For another shortcut-style version using biscuit dough, this baked apple fritters recipe shows a faster variation with fewer ingredients.

Serving Ideas
These glazed apple fritters are best slightly warm when the glaze still has a soft crackly texture. Serve them with coffee, hot cider, or alongside eggs and sausage for a fuller breakfast spread.
They also work well on brunch tables next to baked treats like muffins or cinnamon rolls. If you’re putting together a fall breakfast menu, pairing them with baked fruit dishes creates a cozy mix of flavors. The campfire apple crisp foil packs recipe is another apple-forward option with warm spice flavor.
FAQ
What are the best apples for baked apple fritters?
Firm apples work best because they keep their shape while baking.

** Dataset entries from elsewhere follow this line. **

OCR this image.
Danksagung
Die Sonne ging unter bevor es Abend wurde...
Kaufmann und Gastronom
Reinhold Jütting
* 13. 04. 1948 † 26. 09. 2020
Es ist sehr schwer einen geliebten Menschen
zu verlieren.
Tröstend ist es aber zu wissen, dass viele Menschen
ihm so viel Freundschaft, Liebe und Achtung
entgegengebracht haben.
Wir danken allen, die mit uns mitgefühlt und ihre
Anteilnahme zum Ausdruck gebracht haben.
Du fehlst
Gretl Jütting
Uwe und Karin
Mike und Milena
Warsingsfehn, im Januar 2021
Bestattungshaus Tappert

Honeycrisp, Granny Smith, Pink Lady, and Braeburn are all good choices for easy apple fritters recipe variations.
Can I make baked apple fritters ahead of time?
Yes. Bake the fritters a day ahead and store them unglazed at room temperature in an airtight container. Add the glaze shortly before serving so the tops stay fresh instead of sticky.
Why are my fritters dense instead of soft?
Overmixing is usually the cause. Stir the batter only until combined, and avoid packing the flour too tightly when measuring.
Can I freeze glazed apple fritters?
They freeze best without the glaze. Let the fritters cool completely, freeze in a sealed container, and thaw at room temperature before glazing and warming slightly in the oven.
How do I keep the glaze from melting off?
The fritters should cool for a few minutes before glazing. If they are piping hot, the glaze will turn thin and runny instead of setting into a light crackled coating.